Available lanes: chequered lane, asphalt, ceramic, basalt (polished), concrete, aquaplaning lane, basalt concrete.

=== Automotive Testing Papenburg GmbH, Papenburg, Germany ===
The 300 m long braking test track of the Papenburg Test Ground provides testing opportunities on eight lanes differing in quality and grip, which can be wetted as preferred; furthermore which are connected through a 280 long and 30 m wide acceleration lane to the oval platform, thus enabling acceleration to higher speeds. The braking test track is closed with a 150 m long asphalt safety surface.

Available lanes: chequered lane, asphalt (100 m aquaplaning lane), mixed basalt & asphalt, basalt (polished), asphalt, concrete, “blue asphalt”.

=== Aldenhoven Testing Center, Aldenhoven, Germany ===
The length of the braking test track at the Aldenhoven Testing Center is 150 m, which contains an asphalt and a ceramic pavement lane. Both lanes are 4 m wide and may be wetted as preferred. The braking test lane is surrounded on both sides by a safety zone. A 200 m access acceleration lane is also part of the braking test track.

=== Applus Idiada, Spain, Tarragona ===
The braking test track at Applus Idiada is divided into two separate zones.

Zone 1 may be used only by one a vehicle at a time. The surface used for the braking tests is 250 m long and has five lanes with different kinds of pavement. The lanes may be wetted as preferred. The braking test track is closed with a safety area.

Lanes: concrete, basalt, asphalt, ceramic, aquaplaning lane

Zone 2 may be used by two vehicles simultaneously, as there is a dividing area between the two lanes used for braking tests. Both lanes are 250 m long and 5 m wide and are paved with asphalt; one of them, however, is not wettable.

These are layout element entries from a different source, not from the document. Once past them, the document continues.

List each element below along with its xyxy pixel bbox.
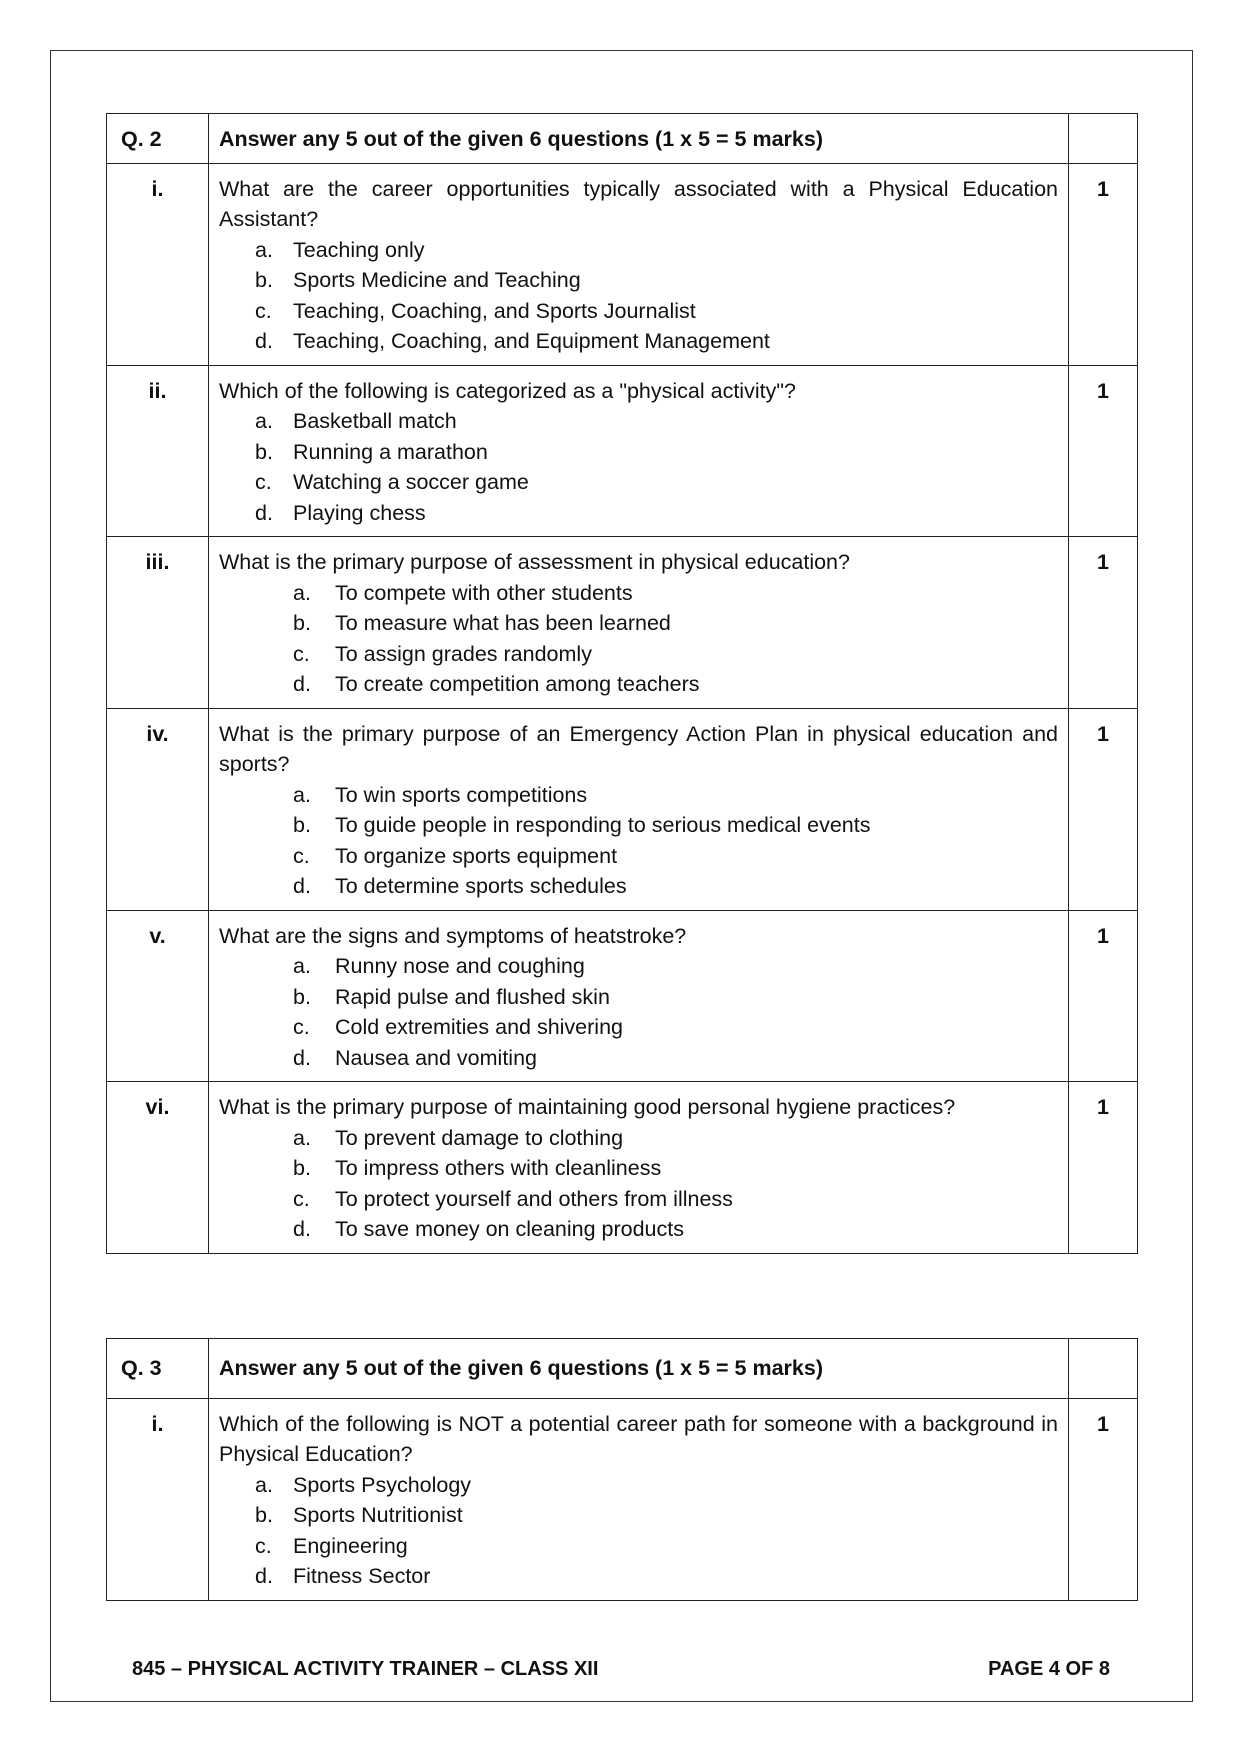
q2-header-marks-cell [1069,114,1138,164]
q3-header-marks-cell [1069,1339,1138,1399]
option-c: c. Engineering [255,1533,408,1558]
q2-item-row [107,365,1138,537]
q2-item-body [209,163,1069,365]
q2-item-row [107,708,1138,910]
option-b: b. Sports Nutritionist [255,1503,463,1527]
marks: 1 [1069,708,1138,910]
option-d: d. Nausea and vomiting [293,1045,537,1070]
option-a: a. Teaching only [255,237,425,262]
q2-number: Q. 2 [107,114,209,164]
footer-course-title: 845 – PHYSICAL ACTIVITY TRAINER – CLASS XII [132,1658,599,1680]
q3-instruction: Answer any 5 out of the given 6 questions (1 x 5 = 5 marks) [209,1339,1069,1399]
q2-instruction: Answer any 5 out of the given 6 questions (1 x 5 = 5 marks) [209,114,1069,164]
q2-item-body [209,910,1069,1082]
q3-header-row [107,1339,1138,1399]
q2-item-number: iv. [107,708,209,910]
q2-item-body [209,537,1069,709]
question-text: What is the primary purpose of maintaining good personal hygiene practices? [219,1095,956,1119]
question-text: Which of the following is NOT a potential career path for someone with a background in Physical Education? [219,1411,1058,1466]
q2-item-number: vi. [107,1082,209,1254]
q2-item-body [209,708,1069,910]
marks: 1 [1069,537,1138,709]
option-a: a. Sports Psychology [255,1472,472,1497]
option-b: b. To impress others with cleanliness [293,1156,662,1180]
marks: 1 [1069,1398,1138,1600]
option-a: a. To win sports competitions [293,782,588,807]
option-a: a. To prevent damage to clothing [293,1125,624,1150]
option-d: d. Playing chess [255,500,426,525]
q2-item-row [107,163,1138,365]
q3-item-number: i. [107,1398,209,1600]
marks: 1 [1069,910,1138,1082]
footer-page-number: PAGE 4 OF 8 [988,1658,1110,1680]
q3-item-row [107,1398,1138,1600]
option-b: b. Running a marathon [255,439,488,464]
options-list [219,235,1058,357]
option-b: b. Rapid pulse and flushed skin [293,984,610,1009]
question-text: What are the signs and symptoms of heatstroke? [219,923,687,948]
q2-header-row [107,114,1138,164]
marks: 1 [1069,163,1138,365]
options-list [219,780,1058,902]
q2-item-number: v. [107,910,209,1082]
option-b: b. To measure what has been learned [293,611,671,635]
question-3-table [106,1338,1138,1601]
q3-item-body [209,1398,1069,1600]
option-d: d. Teaching, Coaching, and Equipment Management [255,329,770,353]
option-b: b. To guide people in responding to serious medical events [293,813,871,837]
option-c: c. To organize sports equipment [293,843,618,868]
options-list [219,1123,1058,1245]
q2-item-number: iii. [107,537,209,709]
option-a: a. Basketball match [255,409,457,433]
options-list [219,1470,1058,1592]
options-list [219,406,1058,528]
question-text: What is the primary purpose of an Emergency Action Plan in physical education and sports? [219,721,1058,776]
option-c: c. To protect yourself and others from illness [293,1186,733,1211]
option-d: d. To create competition among teachers [293,672,700,696]
options-list [219,578,1058,700]
q2-item-number: ii. [107,365,209,537]
option-a: a. Runny nose and coughing [293,954,585,978]
marks: 1 [1069,365,1138,537]
q2-item-row [107,1082,1138,1254]
option-c: c. Watching a soccer game [255,470,529,494]
marks: 1 [1069,1082,1138,1254]
option-c: c. To assign grades randomly [293,641,592,666]
q2-item-row [107,537,1138,709]
option-d: d. To save money on cleaning products [293,1217,684,1241]
q2-item-number: i. [107,163,209,365]
options-list [219,951,1058,1073]
q2-item-row [107,910,1138,1082]
question-2-table [106,113,1138,1254]
q2-item-body [209,1082,1069,1254]
question-text: Which of the following is categorized as a "physical activity"? [219,378,796,403]
question-text: What are the career opportunities typically associated with a Physical Education Assistant? [219,176,1058,231]
option-d: d. Fitness Sector [255,1564,431,1588]
option-a: a. To compete with other students [293,580,633,605]
q3-number: Q. 3 [107,1339,209,1399]
question-text: What is the primary purpose of assessment in physical education? [219,550,850,574]
option-b: b. Sports Medicine and Teaching [255,268,581,292]
option-d: d. To determine sports schedules [293,874,627,898]
option-c: c. Cold extremities and shivering [293,1015,623,1039]
q2-item-body [209,365,1069,537]
option-c: c. Teaching, Coaching, and Sports Journalist [255,298,696,323]
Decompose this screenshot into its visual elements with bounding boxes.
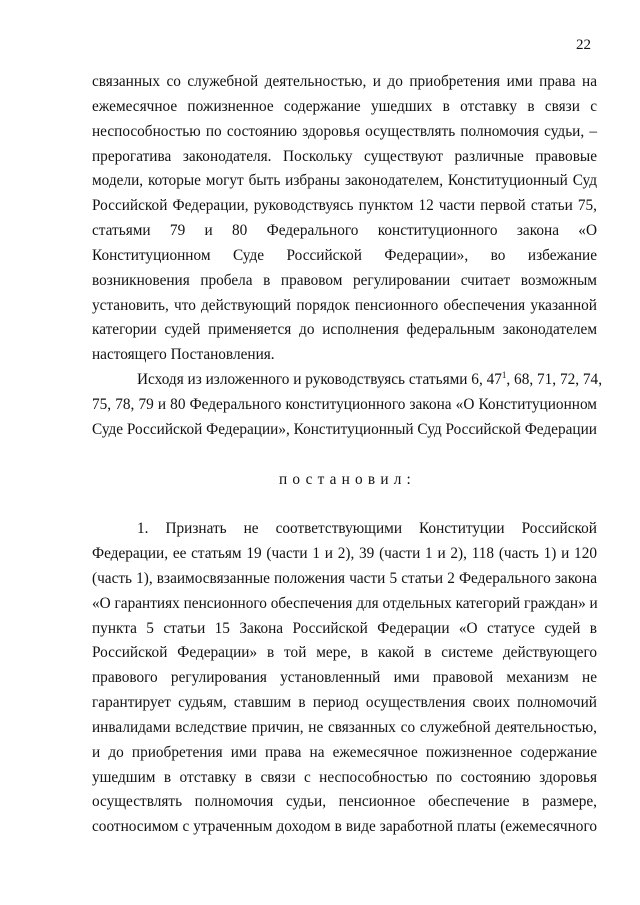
text-line: осуществлять полномочия судьи, пенсионное обеспечение в размере,: [92, 793, 597, 811]
text-line: Российской Федерации» в той мере, в какой в системе действующего: [92, 644, 597, 662]
text-line: ушедшим в отставку в связи с неспособностью по состоянию здоровья: [92, 768, 597, 786]
text-line: пункта 5 статьи 15 Закона Российской Федерации «О статусе судей в: [92, 619, 597, 637]
text-line: (часть 1), взаимосвязанные положения части 5 статьи 2 Федерального закона: [92, 569, 597, 587]
text-line: связанных со служебной деятельностью, и до приобретения ими права на: [92, 73, 597, 90]
text-line: установить, что действующий порядок пенсионного обеспечения указанной: [92, 296, 597, 314]
text-line: Конституционном Суде Российской Федерации», во избежание: [92, 246, 597, 264]
document-body: [92, 70, 603, 840]
text-line: [92, 368, 603, 393]
text-line: соотносимом с утраченным доходом в виде заработной платы (ежемесячного: [92, 818, 597, 836]
paragraph-resolution-1: [92, 517, 597, 840]
spacer: [92, 443, 597, 468]
text-line: правового регулирования установленный ими правовой механизм не: [92, 669, 597, 687]
text-line: неспособностью по состоянию здоровья осуществлять полномочия судьи, –: [92, 122, 597, 140]
text-line: Федерации, ее статьям 19 (части 1 и 2), 39 (части 1 и 2), 118 (часть 1) и 120: [92, 545, 597, 563]
resolution-heading: постановил:: [279, 470, 416, 488]
text-line: и до приобретения ими права на ежемесячное пожизненное содержание: [92, 743, 597, 761]
paragraph-grounds: [92, 368, 603, 443]
text-line: Суде Российской Федерации», Конституционный Суд Российской Федерации: [92, 420, 597, 438]
text-line: Российской Федерации, руководствуясь пунктом 12 части первой статьи 75,: [92, 197, 597, 215]
text-line: возникновения пробела в правовом регулировании считает возможным: [92, 271, 597, 289]
text-line: инвалидами вследствие причин, не связанных со служебной деятельностью,: [92, 718, 597, 736]
text-line: гарантирует судьям, ставшим в период осуществления своих полномочий: [92, 694, 597, 712]
text-line: категории судей применяется до исполнения федеральным законодателем: [92, 321, 597, 339]
superscript: 1: [501, 370, 507, 381]
page-number: 22: [576, 37, 591, 53]
text-line: ежемесячное пожизненное содержание ушедших в отставку в связи с: [92, 97, 597, 115]
text-line: статьями 79 и 80 Федерального конституционного закона «О: [92, 222, 597, 240]
text-line: прерогатива законодателя. Поскольку существуют различные правовые: [92, 147, 597, 165]
paragraph-continuation: [92, 70, 597, 368]
text-fragment: Исходя из изложенного и руководствуясь статьями 6, 47: [137, 371, 502, 389]
text-line: 75, 78, 79 и 80 Федерального конституционного закона «О Конституционном: [92, 395, 597, 413]
text-line: настоящего Постановления.: [92, 346, 275, 364]
text-line: 1. Признать не соответствующими Конституции Российской: [137, 520, 597, 538]
text-line: «О гарантиях пенсионного обеспечения для отдельных категорий граждан» и: [92, 594, 598, 612]
text-line: модели, которые могут быть избраны законодателем, Конституционный Суд: [92, 172, 597, 190]
spacer: [92, 492, 597, 517]
text-fragment: , 68, 71, 72, 74,: [506, 371, 603, 389]
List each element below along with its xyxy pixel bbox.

=== Zala ZONE Vehicle Industry Test Track, Zalaegerszeg, Hungary ===
The braking test track under construction at the Zala ZONE Vehicle Industry Test Track is designed for testing ABS, ATC and ESP systems; it has six special, differently paved and lanes, which can be wetted separately by the inbuilt wetting and draining system. Its 700 m acceleration lane and 200 m long braking surface enables the testing of longer combination vehicles as well.